Vaccine candidate selection rubrics

Dr. Feld described the framework being developed to decide which vaccine candidates to test in the model, and why. Because there are likely only a limited number of CHIM attempts that can be run before confidence in the model could erode, candidates must be chosen to maximize the likelihood of success rather than by availability or by who is ready first.

  • A workshop held in Toronto in February convened experts in three working groups: B-cell immunology, T-cell immunology, and practical (non-immunological) considerations such as the number of doses, the vaccine platform and its cost, and the route of administration. The practical-considerations group included people with lived experience and two CATIE members; the two immunology groups were limited to subject-matter experts.
  • Each group drafted a rubric with minimum thresholds a candidate must meet and ranking criteria for comparing candidates that clear them. The developer of the HPV vaccine presented lessons from that vaccine’s development.
  • The rubrics are near-final. Next steps are to circulate them more widely for feedback, finalize and publish them, and then convene a small independent panel (about five experts with no ties to any candidate) to apply them and decide the order in which candidates are tested.

Discussion:

  • Carolina Reid asked whether the rubrics might prove too strict — whether no candidate would qualify — while noting that screening out weak candidates could itself be a useful outcome. Dr. Feld said the minimum thresholds were relatively modest, out of humility about what the field does not yet know (the correlates of protection are not established), but that a candidate unable to meet these criteria should not be tested, even if that means delay.
  • Julia Bacon asked roughly how many candidates exist. Dr. Feld estimated six or seven groups worldwide (three in Europe, three in North America, one in Australia) with candidates showing good results in cells and animal models; each must first clear a Phase I trial. One Phase I study is underway, and the others likely have a path to Phase I within two to three years, suggesting a working lineup of three or four.
  • Carrielynn Lund voiced strong support for the cautious, transparent approach, drawing on her experience with Indigenous communities during COVID and the real dangers of misinformation and mistrust. She emphasized building trust step by step, beginning at the testing stage. Dr. Feld agreed and noted the team hopes to hold further community-engagement events and will seek the board’s guidance on them.
  • Thomas Smiley said the framework makes sense but raised a concern about the ranking stage: once several candidates pass the minimum threshold, how is the order decided without splitting hairs, and what prevents external or financial pressure to favor a particular candidate? Dr. Feld agreed the rubrics are not precise enough to simply score and rank, which is why an independent panel — rather than any single decision-maker, himself included — would weigh the data against the rubrics and reach a collective ranking. He noted he has already felt pressure from vaccine groups, which has reinforced his view that an arm’s-length, transparent process is needed.
  • Carrielynn Lund suggested adding ethical oversight, at arm’s length, over how the team selects the panel and sets the criteria. Dr. Feld welcomed the suggestion and noted the panel’s membership is not finalized and may change as potential conflicts of interest evolve.

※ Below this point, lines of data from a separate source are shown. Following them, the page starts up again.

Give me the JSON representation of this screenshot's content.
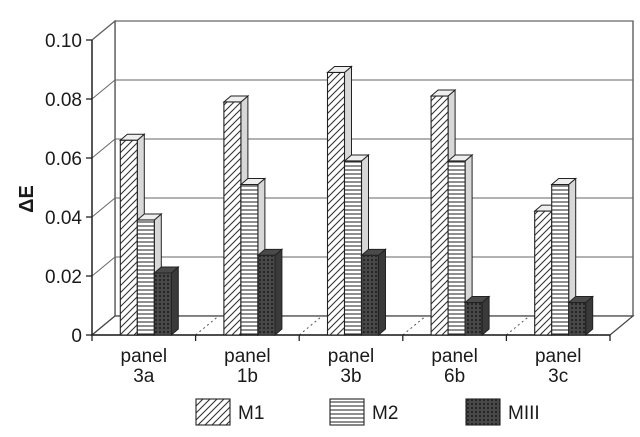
{
  "chart_data": {
    "type": "bar",
    "title": "",
    "xlabel": "",
    "ylabel": "ΔE",
    "ylim": [
      0,
      0.1
    ],
    "yticks": [
      "0",
      "0.02",
      "0.04",
      "0.06",
      "0.08",
      "0.10"
    ],
    "grid": true,
    "legend_position": "bottom",
    "categories": [
      [
        "panel",
        "3a"
      ],
      [
        "panel",
        "1b"
      ],
      [
        "panel",
        "3b"
      ],
      [
        "panel",
        "6b"
      ],
      [
        "panel",
        "3c"
      ]
    ],
    "series": [
      {
        "name": "M1",
        "values": [
          0.066,
          0.079,
          0.089,
          0.081,
          0.042
        ],
        "pattern": "diagonal-hatch"
      },
      {
        "name": "M2",
        "values": [
          0.039,
          0.051,
          0.059,
          0.059,
          0.051
        ],
        "pattern": "horizontal-lines"
      },
      {
        "name": "MIII",
        "values": [
          0.021,
          0.027,
          0.027,
          0.011,
          0.011
        ],
        "pattern": "dark-crosshatch"
      }
    ]
  }
}
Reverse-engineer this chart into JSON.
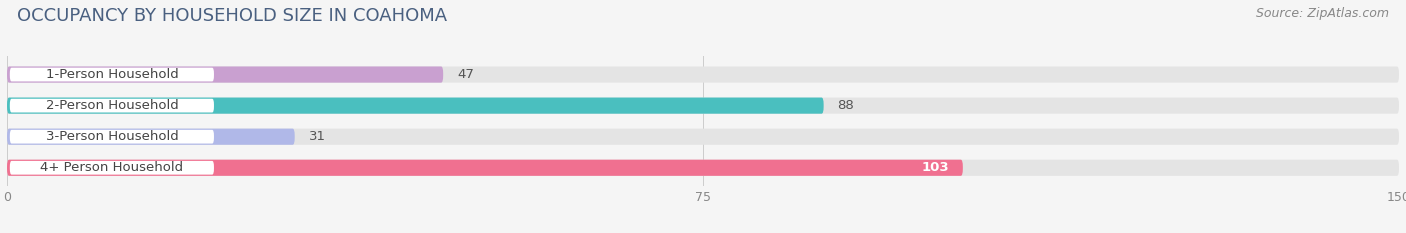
{
  "title": "OCCUPANCY BY HOUSEHOLD SIZE IN COAHOMA",
  "source": "Source: ZipAtlas.com",
  "categories": [
    "1-Person Household",
    "2-Person Household",
    "3-Person Household",
    "4+ Person Household"
  ],
  "values": [
    47,
    88,
    31,
    103
  ],
  "bar_colors": [
    "#c9a0d0",
    "#4abfbf",
    "#b0b8e8",
    "#f07090"
  ],
  "value_label_colors": [
    "#555555",
    "#555555",
    "#555555",
    "#ffffff"
  ],
  "xlim": [
    0,
    150
  ],
  "xticks": [
    0,
    75,
    150
  ],
  "background_color": "#f5f5f5",
  "bar_background_color": "#e4e4e4",
  "title_fontsize": 13,
  "source_fontsize": 9,
  "label_fontsize": 9.5,
  "value_fontsize": 9.5,
  "tick_fontsize": 9,
  "title_color": "#4a6080"
}
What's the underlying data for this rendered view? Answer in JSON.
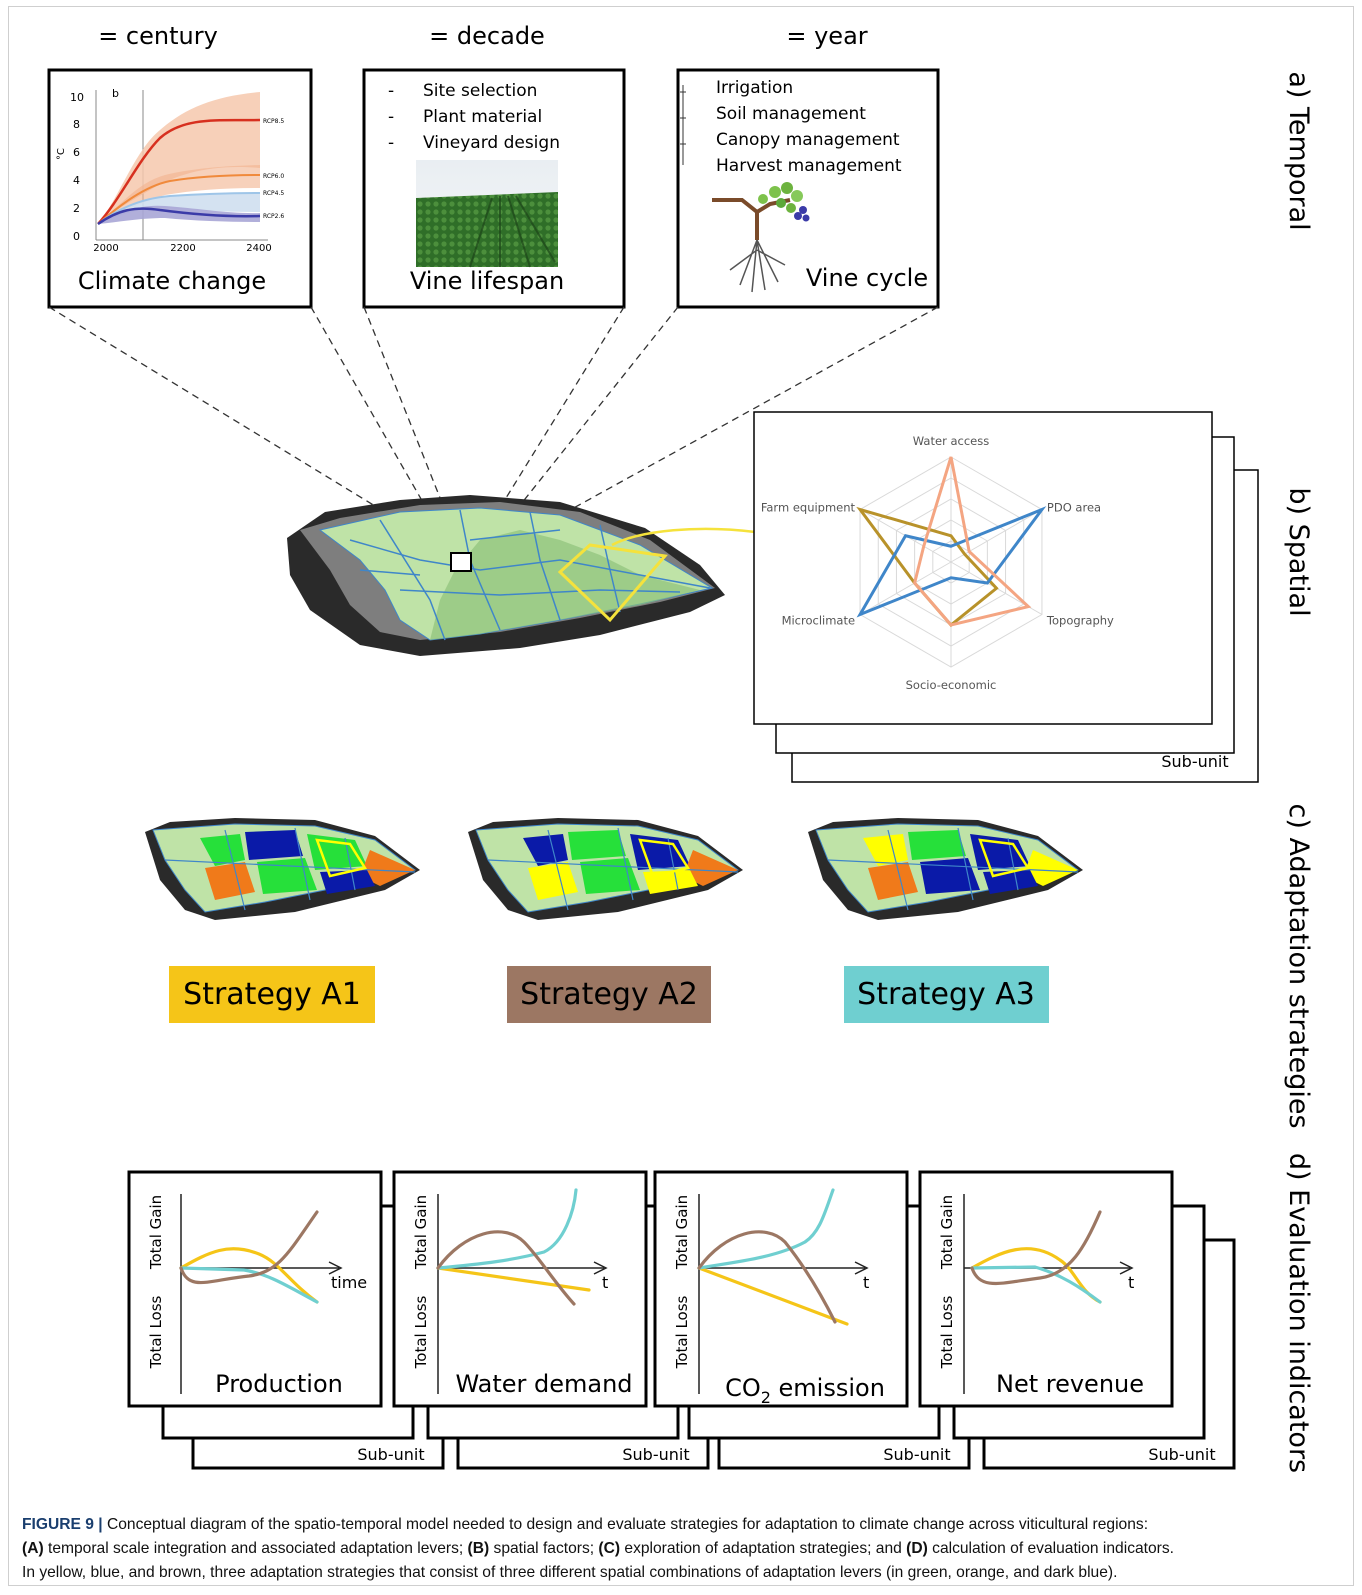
{
  "temporal": {
    "scales": [
      "= century",
      "= decade",
      "= year"
    ],
    "climate": {
      "title": "Climate change",
      "panel_letter": "b",
      "y_unit": "°C",
      "y_ticks": [
        "10",
        "8",
        "6",
        "4",
        "2",
        "0"
      ],
      "x_ticks": [
        "2000",
        "2200",
        "2400"
      ],
      "series": [
        "RCP8.5",
        "RCP6.0",
        "RCP4.5",
        "RCP2.6"
      ],
      "colors": {
        "rcp85": "#d7301f",
        "rcp60": "#f4a460",
        "rcp45": "#9ec5e8",
        "rcp26": "#3b3ba8"
      }
    },
    "vine_lifespan": {
      "title": "Vine lifespan",
      "bullet": "-",
      "items": [
        "Site selection",
        "Plant material",
        "Vineyard design"
      ]
    },
    "vine_cycle": {
      "title": "Vine cycle",
      "items": [
        "Irrigation",
        "Soil management",
        "Canopy management",
        "Harvest management"
      ]
    }
  },
  "section_labels": [
    "a) Temporal",
    "b) Spatial",
    "c) Adaptation strategies",
    "d) Evaluation indicators"
  ],
  "spatial": {
    "axes": [
      "Water access",
      "PDO area",
      "Topography",
      "Socio-economic",
      "Microclimate",
      "Farm equipment"
    ],
    "sub_unit": "Sub-unit",
    "colors": {
      "salmon": "#f4a582",
      "blue": "#3f86c9",
      "olive": "#b8922a",
      "grid": "#d9d9d9"
    }
  },
  "strategies": [
    {
      "label": "Strategy A1",
      "color": "#f5c518"
    },
    {
      "label": "Strategy A2",
      "color": "#9c7763"
    },
    {
      "label": "Strategy A3",
      "color": "#6fcfd0"
    }
  ],
  "indicators": {
    "y_top": "Total Gain",
    "y_bottom": "Total Loss",
    "sub_unit": "Sub-unit",
    "panels": [
      {
        "title": "Production",
        "x_label": "time"
      },
      {
        "title": "Water demand",
        "x_label": "t"
      },
      {
        "title_main": "CO",
        "title_sub": "2",
        "title_rest": " emission",
        "x_label": "t"
      },
      {
        "title": "Net revenue",
        "x_label": "t"
      }
    ],
    "line_colors": {
      "yellow": "#f5c518",
      "blue": "#6fcfd0",
      "brown": "#9c7763"
    }
  },
  "caption": {
    "figure": "FIGURE 9 |",
    "line1": " Conceptual diagram of the spatio-temporal model needed to design and evaluate strategies for adaptation to climate change across viticultural regions:",
    "a": "(A)",
    "a_text": " temporal scale integration and associated adaptation levers; ",
    "b": "(B)",
    "b_text": " spatial factors; ",
    "c": "(C)",
    "c_text": " exploration of adaptation strategies; and ",
    "d": "(D)",
    "d_text": " calculation of evaluation indicators.",
    "line3": "In yellow, blue, and brown, three adaptation strategies that consist of three different spatial combinations of adaptation levers (in green, orange, and dark blue)."
  }
}
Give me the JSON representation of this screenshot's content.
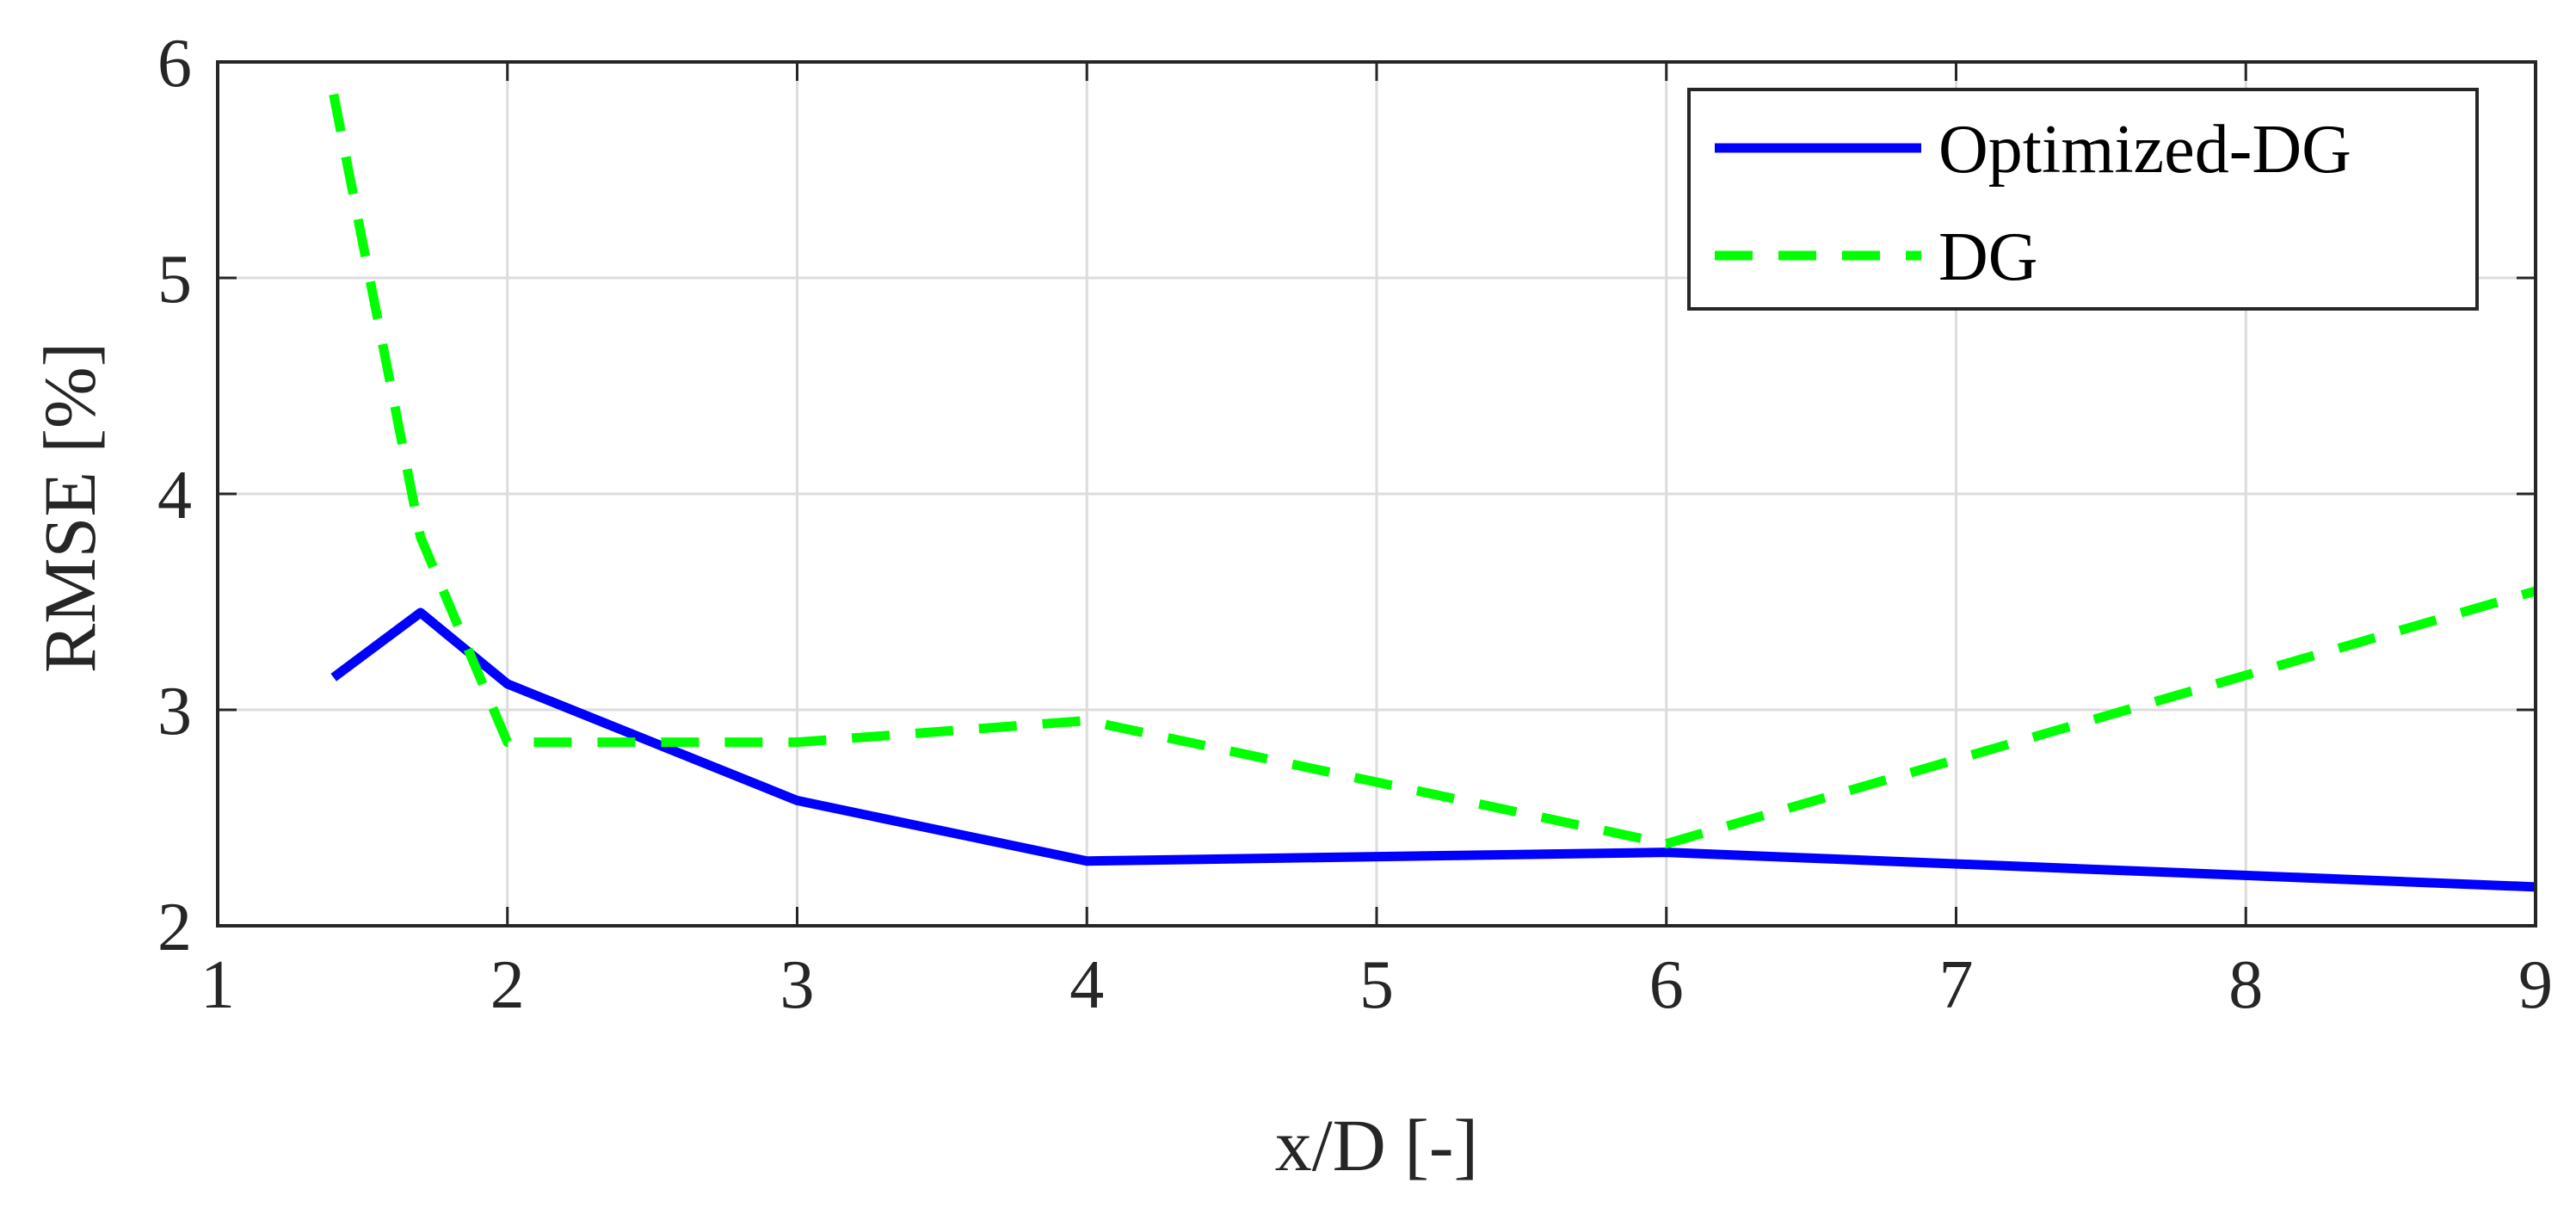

Dr. Feld invited written or verbal feedback on the rubrics, particularly the practical-considerations rubric, and said members are welcome to share them with knowledgeable colleagues, as they are not confidential.

Study logos

Jenna Bavota walked members through proposed logo options and two open questions: whether to use “hepatitis C” or “HepC,” and whether to use “CHIM” / “controlled human infection model” or “challenge.” The color scheme was chosen to match the UHN palette. Generally, the preference was spelling out “controlled human infection model” rather than relying on the “CHIM” acronym or the word “challenge”.

Jenna Bavota said she would circulate a poll afterwards for members to vote on their preferred logos.